Quelques chiffres donnent le tournis : 47 décors intérieurs, 32 d'extérieurs furent construits, du Forum romain érigé dans les studios de Cinecitta, à la ville d'Alexandrie reconstituée sur le backlot des studios. On compte aussi 26 000 costumes dont 58 rien que pour la reine Cléopâtre, parmi lesquels une fabuleuse robe de 6500 dollars incrustée d'or, que porte Cléopâtre pour son entrée triomphale à Rome.
Le budget final atteignit 44 millions de $, ce qui en 1963 était déraisonnable. Mécontente des premières recettes, la Fox procéda à de multiples coupes qui hélas contribuèrent à défigurer le film, Mankiewicz s'arrachait les cheveux en se demandant ce qu'il était venu faire sur ce tournage. C'est pourquoi une fois toutes les chutes du montage initial étant récupérées, il est conseillé de voir ce film dans sa version définitive de 4h, je sais c'est long mais ça les vaut, et sur le DVD 3 disques, un passionnant documentaire de plus de 2h raconte ce tournage épique, il est aussi intéressant que le film lui-même.

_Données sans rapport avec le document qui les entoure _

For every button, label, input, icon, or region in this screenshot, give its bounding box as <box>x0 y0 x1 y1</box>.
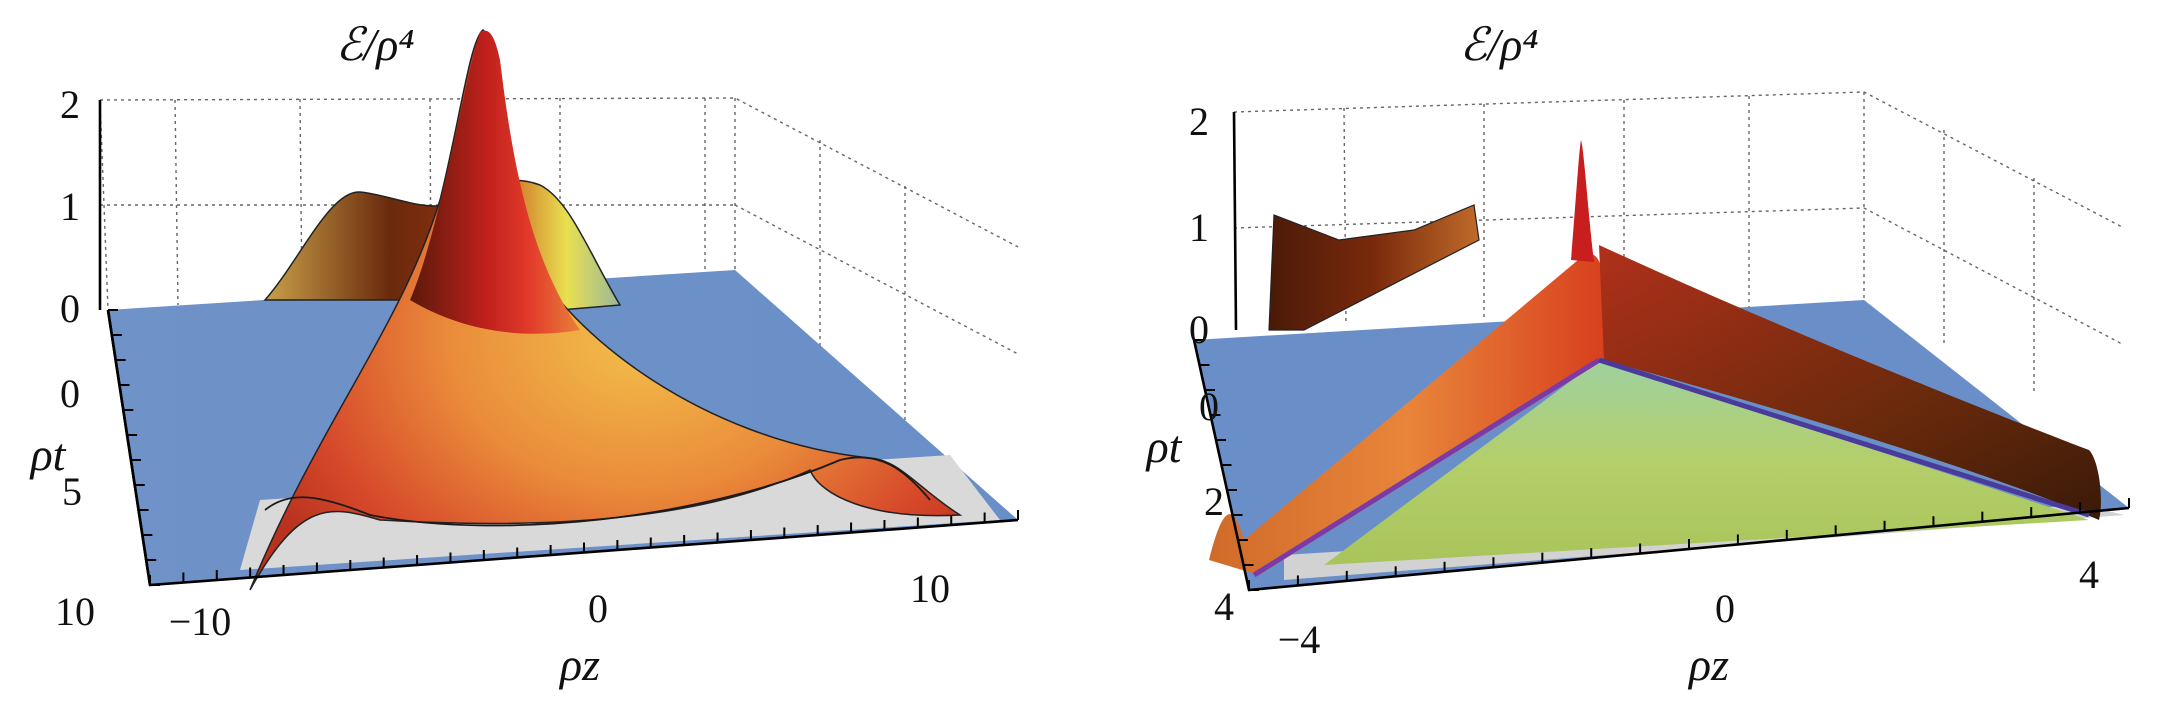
right-ytick-0: 0 <box>1199 384 1219 429</box>
left-x-ticks <box>149 510 1019 585</box>
right-ztick-0: 0 <box>1189 307 1209 352</box>
right-ztick-1: 1 <box>1189 205 1209 250</box>
right-xtick-1: 0 <box>1715 586 1735 631</box>
right-xlabel: ρz <box>1687 639 1729 690</box>
right-ytick-1: 2 <box>1204 479 1224 524</box>
right-xtick-0: −4 <box>1278 617 1321 662</box>
chart-left: −10 0 10 0 5 10 0 1 2 ℰ/ρ⁴ ρz ρt <box>29 19 1021 690</box>
left-xlabel: ρz <box>558 639 600 690</box>
right-title: ℰ/ρ⁴ <box>1460 19 1539 70</box>
left-ytick-1: 5 <box>62 469 82 514</box>
left-xtick-0: −10 <box>169 599 232 644</box>
right-ytick-2: 4 <box>1214 584 1234 629</box>
left-y-ticks <box>108 309 160 586</box>
left-front-ridge <box>264 456 931 527</box>
left-xtick-1: 0 <box>588 586 608 631</box>
left-ylabel: ρt <box>29 429 67 480</box>
right-rim-right <box>1598 357 2090 518</box>
left-main-surface <box>249 29 963 591</box>
left-title: ℰ/ρ⁴ <box>336 19 415 70</box>
left-ztick-0: 0 <box>60 286 80 331</box>
left-ytick-0: 0 <box>60 371 80 416</box>
left-ztick-2: 2 <box>60 82 80 127</box>
left-ytick-2: 10 <box>55 589 95 634</box>
right-xtick-2: 4 <box>2079 552 2099 597</box>
chart-right: −4 0 4 0 2 4 0 1 2 ℰ/ρ⁴ ρz ρt <box>1084 0 2167 702</box>
right-ztick-2: 2 <box>1189 99 1209 144</box>
chart-right-svg: −4 0 4 0 2 4 0 1 2 ℰ/ρ⁴ ρz ρt <box>1145 19 2130 690</box>
right-y-ticks <box>1194 339 1259 591</box>
right-ylabel: ρt <box>1145 421 1183 472</box>
right-rim-left <box>1252 357 1601 578</box>
right-back-ridge <box>1268 204 1480 331</box>
right-central-spike <box>1571 140 1594 262</box>
left-ztick-1: 1 <box>60 184 80 229</box>
chart-left-svg: −10 0 10 0 5 10 0 1 2 ℰ/ρ⁴ ρz ρt <box>29 19 1021 690</box>
left-central-peak <box>410 30 580 334</box>
left-xtick-2: 10 <box>910 566 950 611</box>
right-inner-plane <box>1324 360 2089 565</box>
right-right-ridge <box>1599 245 2101 520</box>
right-left-ridge <box>1209 253 1606 575</box>
right-x-ticks <box>1248 498 2130 590</box>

Car il faut considérer que Cléopâtre est certainement l'une des plus intelligentes de toutes les superproductions historiques de l'histoire du cinéma. On comprend ce qui a pu attirer et fasciner Mankiewicz sur ce projet. Il avait réalisé en 1953 une superbe adaptation de Jules César d'après Shakespeare, et ici, il retrouvait la grandeur et la folie d'une histoire antique. Mais attention, avec un tel réalisateur, il ne faut pas s'attendre à de grandioses batailles, il a refusé les conventions propres aux superproductions de l'époque, la célèbre bataille d'Actium par exemple n'est pas le formidable morceau de bravoure que l'on attend, mais une reconstitution avec de petites maquettes, certes bien réglée mais dépourvue d'un aspect spectaculaire.

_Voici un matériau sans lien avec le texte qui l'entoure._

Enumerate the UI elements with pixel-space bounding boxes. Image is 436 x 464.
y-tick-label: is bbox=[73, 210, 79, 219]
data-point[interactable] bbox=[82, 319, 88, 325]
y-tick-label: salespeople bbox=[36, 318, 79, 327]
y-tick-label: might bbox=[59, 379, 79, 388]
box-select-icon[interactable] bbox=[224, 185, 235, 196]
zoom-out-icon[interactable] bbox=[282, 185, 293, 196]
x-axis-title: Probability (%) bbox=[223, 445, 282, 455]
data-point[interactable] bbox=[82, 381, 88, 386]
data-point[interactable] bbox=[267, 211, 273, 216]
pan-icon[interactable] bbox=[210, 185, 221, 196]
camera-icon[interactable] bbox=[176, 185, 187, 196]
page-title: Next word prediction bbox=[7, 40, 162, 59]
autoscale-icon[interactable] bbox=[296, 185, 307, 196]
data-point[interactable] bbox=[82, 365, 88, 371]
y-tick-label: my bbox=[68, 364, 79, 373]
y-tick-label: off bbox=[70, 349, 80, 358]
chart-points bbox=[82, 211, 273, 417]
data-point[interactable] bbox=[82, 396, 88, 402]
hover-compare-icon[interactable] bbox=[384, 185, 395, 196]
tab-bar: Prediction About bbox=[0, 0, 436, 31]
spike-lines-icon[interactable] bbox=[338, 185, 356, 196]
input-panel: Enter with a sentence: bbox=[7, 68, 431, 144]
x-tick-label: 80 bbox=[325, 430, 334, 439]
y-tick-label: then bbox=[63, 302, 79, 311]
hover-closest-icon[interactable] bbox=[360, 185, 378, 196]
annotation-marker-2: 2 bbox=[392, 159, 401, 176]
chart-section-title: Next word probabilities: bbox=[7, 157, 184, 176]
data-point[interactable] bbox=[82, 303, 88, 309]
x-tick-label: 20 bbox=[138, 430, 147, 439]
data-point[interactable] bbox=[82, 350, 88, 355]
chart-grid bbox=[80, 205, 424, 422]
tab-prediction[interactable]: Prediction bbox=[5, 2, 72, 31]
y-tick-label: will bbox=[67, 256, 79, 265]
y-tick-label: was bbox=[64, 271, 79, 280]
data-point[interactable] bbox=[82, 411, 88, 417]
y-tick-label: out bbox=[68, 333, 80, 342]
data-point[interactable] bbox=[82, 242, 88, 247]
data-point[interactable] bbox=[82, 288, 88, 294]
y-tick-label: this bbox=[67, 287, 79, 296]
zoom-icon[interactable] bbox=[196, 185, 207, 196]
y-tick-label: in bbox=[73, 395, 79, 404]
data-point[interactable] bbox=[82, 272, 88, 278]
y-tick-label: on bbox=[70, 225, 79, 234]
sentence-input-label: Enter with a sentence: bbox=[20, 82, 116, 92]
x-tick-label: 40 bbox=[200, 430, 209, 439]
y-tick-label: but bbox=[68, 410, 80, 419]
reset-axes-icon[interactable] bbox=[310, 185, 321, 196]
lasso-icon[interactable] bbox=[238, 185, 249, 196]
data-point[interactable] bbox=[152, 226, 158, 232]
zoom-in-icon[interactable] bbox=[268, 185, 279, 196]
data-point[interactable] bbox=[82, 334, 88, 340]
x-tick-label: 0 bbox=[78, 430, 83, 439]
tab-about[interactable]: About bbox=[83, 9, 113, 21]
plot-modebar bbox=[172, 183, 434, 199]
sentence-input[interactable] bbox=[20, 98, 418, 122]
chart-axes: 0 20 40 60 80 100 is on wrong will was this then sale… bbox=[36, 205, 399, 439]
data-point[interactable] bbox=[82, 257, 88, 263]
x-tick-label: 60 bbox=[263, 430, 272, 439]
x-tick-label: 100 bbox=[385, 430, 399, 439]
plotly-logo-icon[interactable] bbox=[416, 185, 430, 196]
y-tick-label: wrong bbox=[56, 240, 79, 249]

En revanche, Mankiewicz se passionne pour la liaison de Marc Antoine et de Cléopâtre, sans oublier les affrontement cérébraux et politiques, mais toujours l'amour et la passion dominent et se retrouvent au centre de l'intrigue, c'est une liaison fougueuse et parfois violente qui succède à la liaison entre César et Cléopâtre qui elle, est plus tournée vers l'alliance politique et le choc de 2 êtres insolents et volontaires. Le film reste imprégné de gravité et de rigueur dramatique, avec sa troublante réflexion sur l'Histoire antique, la politique et le pouvoir. Sinon, c'est aussi un film fastueux qui aligne quand même quelques brillantes et grandioses séquences, telle celle de l'entrée fabuleuse de Cléopâtre dans Rome sur un char colossal au milieu d'une figuration innombrable, rien que cette scène soutenue par la musique pompeuse d'Alex North, vaut le détour, elle est carrément époustouflante, on ne fait plus des scènes de ce genre dans les péplums modernes qui se retrouvent bien fades à côté. On sent la volonté de la reine d'Egypte de "vamper" le monde romain en leur donnant une idée du faste de l'Egypte.
Les dernières scènes sont d'un caractère plus sombre, frôlant la grandeur tragique et shakespearienne, tout ceci fait que malgré son caractère de superproduction pharaonique, c'est paradoxalement une véritable oeuvre d'auteur, parfaitement à sa place dans la filmographie d'un réalisateur exigeant qui a voulu trop souvent oublier et renier ce film dont le tournage fut pour lui une épreuve douloureuse. Un dernier mot sur le casting entourant les 3 vedettes, où l'on reconnait Roddy McDowall, Martin Landau et Hume Cronyn, bref de solides atouts qui achèvent de faire de Cléopâtre un film spectaculaire qui gagne à être vu dans une vie de cinéphile.